5.1 Taking a look at data sets – Let’s find Maria

Let’s start with looking at a database. It’s an imaginary database, but let’s say it covers the data of a social welfare program.

Name Age Zip Code Gender Number of Children School Degree Average Income / month Social Benefit received / Month
André Müller 41 67593 Male 3 Secondary 730 400
Eva Nuñez 22 93648 Female 1 Primary 320 300
Rick Geary 49 54930 Male 6 Secondary 1300 639
Philippe Lourence 25 3682 Male 2 Primacy 683 280
Maria Sanchez 41 53782 Female 3 Primary 490 500
Mike Naumann 33 74823 Male 5 Primacy 1254
Karl Kutter 23 84944 Male 3 University 982 320
Nina King 28 84934 Female 4 Secondary 730 520
Brain Right 24 23989 Male 2 1200
Nigel Winter 37 74849 Male 3 Secondary 821 426
Ana Luisa Gil 18 74923 Female 2 130 800
Catalina Florez 36 16383 Female 1 Primary 647 101

 

You can see that for someone who knows that a friend, a neighbour, an ex wife, an enemy receives social benefit from the state it is very easy to find that person in this data set and get more information, such as the actual amount the person is receiving or how much the person is earning. Hence, this data set in the way it is presented here can pose a high risk once it gets in the wrong hands.
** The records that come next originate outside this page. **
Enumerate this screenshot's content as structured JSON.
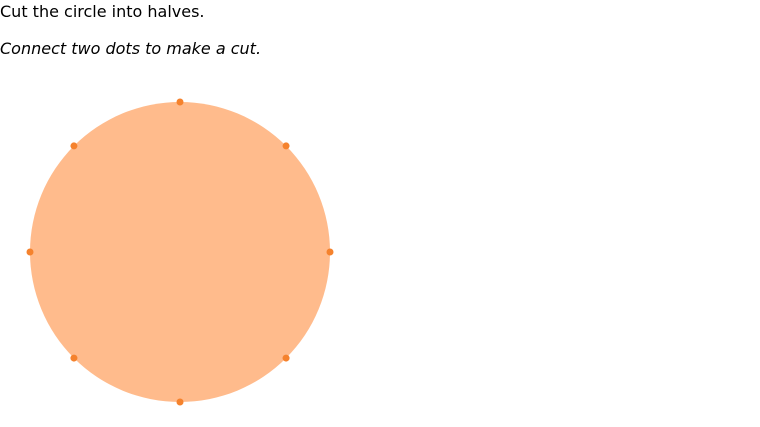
{
  "question": {
    "prompt": "Cut the circle into halves.",
    "instruction": "Connect two dots to make a cut."
  },
  "shape": {
    "type": "circle",
    "fill_color": "#ffbb8c",
    "dot_color": "#f5822d",
    "dot_count": 8
  }
}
De-identificacion is a way of changing data sets so that it is not that easy anymore to identify individuals in the dataset. A first steps of de-identification is pseudonymization. Pseudonymization means removing direct identifiers and exchanging them for random data. As you already learned in an earlier session, name and the addresses are personal identifiable information and direct identifiers because without any effort they can be linked back to the individual.
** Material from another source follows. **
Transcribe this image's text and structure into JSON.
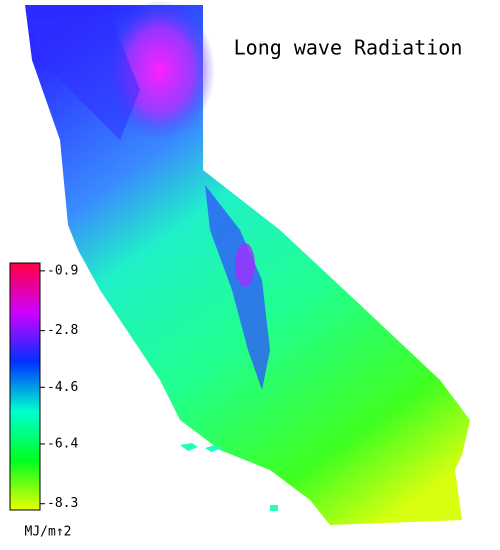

So let’s modify these direct identifiers in order to pseudonomize this data set:

Download the Excel sheet and perform the following tasks:

  1. Delete all the content in the column of the addresses
  2. Second: Now, use this column to write down a random ID numbers of six digits for each line (those will later replace the names). It is important to not just put numbers like 1, 2, 3, 4 etc. but to put numbers with more digits that you select randomly. Otherwise it will be very easy to relink someone in the data set. (Usually, statistical tools help you to generate these random numbers)
  3. You could now easily store the two columns (name, ID number) in a secure place, in case you ever need to link back the information.
  4. Now delete the column “name”.

This what the first row of the table should look like after step 2:

 

This is the information you can store as a key somewhere else in case you need to link back the name to the data set:

 

This is what your new data set should look like:

 

Perfect, you have successfully pseudonymized your data set. Now, it is a lot harder to identify someone in the list. Pseudonymization is an easy first step to increase protection.

However, what happens, if someone knows that Maria Sanchez is in the data set, and the person also knows that she is 41 and that she has three children? Sort the table by age group and number of children, and see if you can find out how much Maria received from the government.

It turns out that Maria is the only woman who meets these characteristics. So, although the data was de-identified it would still be possible to identify Maria in the data set. This is why pseudonymization is a first step, but it is by far not enough to protect individuals in the data sets. Let’s try to add an additional protection layer, by using a technique that is part of anonymization:

Change the age into an age range (16-25, 26-35, 36-45, 46-55, 56-65).

Are you still able to find Maria?

As you can see, although modifying the data to such an extend, it is still possible to identify someone. This is because even indirect personal identifiers that are not unique to one person can allow you to identify someone in a data set. And the more indirect personal identifiers a data set contains, the more likely it is that in their combination they are unique to only one individual.